Davacının iş sözleşmesini fesih gerekçesi olarak ileri sürdüğü net ücretin kendisine vaat edilenden daha az ödendiği, yöneticilerinden gelen psikolojik baskılar ve müşterilerden gelen küfürler ve psikolojik baskılar nedeniyle beden ve ruh sağlığının bozulduğu bu nedenle işe devam etmesinin gerek fizyolojik gerekse de psikolojik olarak imkansız hale geldiği hususları taraf tanık anlatımları ve dosyaya sunulan uzman psikiyatri uzmanı ve diş hekimi bilirkişi raporları değerlendirildiğinde 4857 sayılı İş Kanunu m.24/I-a ve 24/II-a şartlarının oluşmadığı anlaşılmaktadır.
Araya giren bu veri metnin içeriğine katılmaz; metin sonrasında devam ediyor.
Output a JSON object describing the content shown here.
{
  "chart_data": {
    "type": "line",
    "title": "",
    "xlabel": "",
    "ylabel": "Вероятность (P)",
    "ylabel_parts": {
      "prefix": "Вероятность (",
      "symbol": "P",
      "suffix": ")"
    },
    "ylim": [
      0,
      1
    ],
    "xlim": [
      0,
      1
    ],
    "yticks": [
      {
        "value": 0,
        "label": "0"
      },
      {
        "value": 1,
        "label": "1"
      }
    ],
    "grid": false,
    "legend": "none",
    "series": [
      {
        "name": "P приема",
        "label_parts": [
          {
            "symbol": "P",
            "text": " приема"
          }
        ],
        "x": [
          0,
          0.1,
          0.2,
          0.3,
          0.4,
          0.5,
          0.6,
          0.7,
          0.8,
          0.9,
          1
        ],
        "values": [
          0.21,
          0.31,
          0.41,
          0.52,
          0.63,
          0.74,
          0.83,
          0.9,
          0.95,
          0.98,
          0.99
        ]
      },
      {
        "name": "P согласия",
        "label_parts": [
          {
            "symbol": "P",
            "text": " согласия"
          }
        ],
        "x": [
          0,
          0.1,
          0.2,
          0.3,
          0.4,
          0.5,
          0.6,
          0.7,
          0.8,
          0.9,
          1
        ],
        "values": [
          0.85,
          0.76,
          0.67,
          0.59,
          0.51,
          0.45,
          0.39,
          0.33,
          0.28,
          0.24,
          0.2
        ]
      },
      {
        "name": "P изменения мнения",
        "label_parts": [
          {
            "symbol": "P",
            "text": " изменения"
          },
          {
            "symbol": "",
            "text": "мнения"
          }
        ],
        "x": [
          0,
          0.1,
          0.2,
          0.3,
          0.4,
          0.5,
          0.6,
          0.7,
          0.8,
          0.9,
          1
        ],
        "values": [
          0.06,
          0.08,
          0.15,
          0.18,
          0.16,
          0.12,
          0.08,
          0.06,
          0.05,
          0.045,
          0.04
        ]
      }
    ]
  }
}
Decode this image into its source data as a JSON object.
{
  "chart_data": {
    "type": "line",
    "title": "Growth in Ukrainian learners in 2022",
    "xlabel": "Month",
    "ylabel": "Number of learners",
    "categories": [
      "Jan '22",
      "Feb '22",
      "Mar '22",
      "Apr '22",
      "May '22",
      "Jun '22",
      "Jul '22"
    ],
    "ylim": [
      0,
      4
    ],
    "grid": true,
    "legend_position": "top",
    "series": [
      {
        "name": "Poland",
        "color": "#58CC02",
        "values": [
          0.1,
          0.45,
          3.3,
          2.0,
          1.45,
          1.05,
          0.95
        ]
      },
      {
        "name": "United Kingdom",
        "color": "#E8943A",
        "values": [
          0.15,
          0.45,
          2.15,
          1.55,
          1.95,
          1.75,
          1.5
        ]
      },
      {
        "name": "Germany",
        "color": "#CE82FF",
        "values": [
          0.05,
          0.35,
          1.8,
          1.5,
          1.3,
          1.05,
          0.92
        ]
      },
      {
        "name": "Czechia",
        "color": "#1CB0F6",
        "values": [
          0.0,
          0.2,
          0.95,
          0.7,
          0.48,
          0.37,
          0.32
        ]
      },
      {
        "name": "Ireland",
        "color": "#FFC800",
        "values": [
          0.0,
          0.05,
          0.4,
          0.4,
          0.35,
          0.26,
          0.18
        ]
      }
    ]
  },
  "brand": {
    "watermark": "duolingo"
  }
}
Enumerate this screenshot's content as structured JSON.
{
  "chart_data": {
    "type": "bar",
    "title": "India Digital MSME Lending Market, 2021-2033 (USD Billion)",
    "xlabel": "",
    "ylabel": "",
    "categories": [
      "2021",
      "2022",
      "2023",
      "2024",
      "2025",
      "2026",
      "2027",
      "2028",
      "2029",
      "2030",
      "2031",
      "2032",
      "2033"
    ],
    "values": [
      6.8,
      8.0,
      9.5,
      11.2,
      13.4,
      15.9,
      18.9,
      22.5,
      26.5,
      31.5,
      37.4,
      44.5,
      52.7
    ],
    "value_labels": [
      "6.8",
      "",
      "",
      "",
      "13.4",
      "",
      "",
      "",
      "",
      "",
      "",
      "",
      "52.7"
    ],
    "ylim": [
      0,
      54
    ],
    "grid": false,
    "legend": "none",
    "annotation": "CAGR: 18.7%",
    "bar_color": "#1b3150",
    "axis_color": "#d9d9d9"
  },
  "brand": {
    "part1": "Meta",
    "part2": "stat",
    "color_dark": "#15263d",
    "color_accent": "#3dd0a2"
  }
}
Davacı fazla çalışmaların da eksik hesaplandığını yapılan kısmi ödemelerin de zamanında ödenmediğini zira 2012 yılı Mart döneminde hak kazandığı fazla çalışma ücretinin işverence fesihten sonra 2012 yılı mayıs ayında ve eksiksiz olarak ödendiğini beyan etmiştir. Dava tespit davası olmakla birlikte davacı fazla çalışmaların da ödenmediğini bu nedenle de iş sözleşmesini feshettiğini iddia ettiğinden feshin haklı fesih niteliğinde olup olmadığı konusunda davacının fazla çalışma yapıp yapmadığı ve bunun ücretinin ödenip ödenmediği hususu önem kazanmaktadır.
Davacı ve davalı tanık anlatımlarına göre davacı fazla çalışma yapmıştır. Davalı tarafından sunulan ücret bordrolarında ise fesihten sonra düzenlenen 2012 yılı Mayıs ayı bordrosunda 8 saatlik tahakkuk hariç fazla çalışma tahakkuku yapılmamıştır. Davalı davacının tüm çalışma döneminde yaptığı fazla çalışmaları ödediğini kanıtlayamadığından davacının iş sözleşmesini feshinin haklı nedene dayandığı bu nedenle davacının sözleşmeden doğan cezai şart borcunun bulunmadığı anlaşılmaktadır. Davanın kabulü yerine yazılı şekilde reddine karar verilmesi hukuka aykırıdır.
F) Sonuç:
Temyiz olunan kararın, yukarıda yazılı nedenden dolayı BOZULMASINA, peşin alınan temyiz harcının istek halinde ilgiliye iadesine, 12/11/2015 tarihinde oybirliğiyle karar verildi.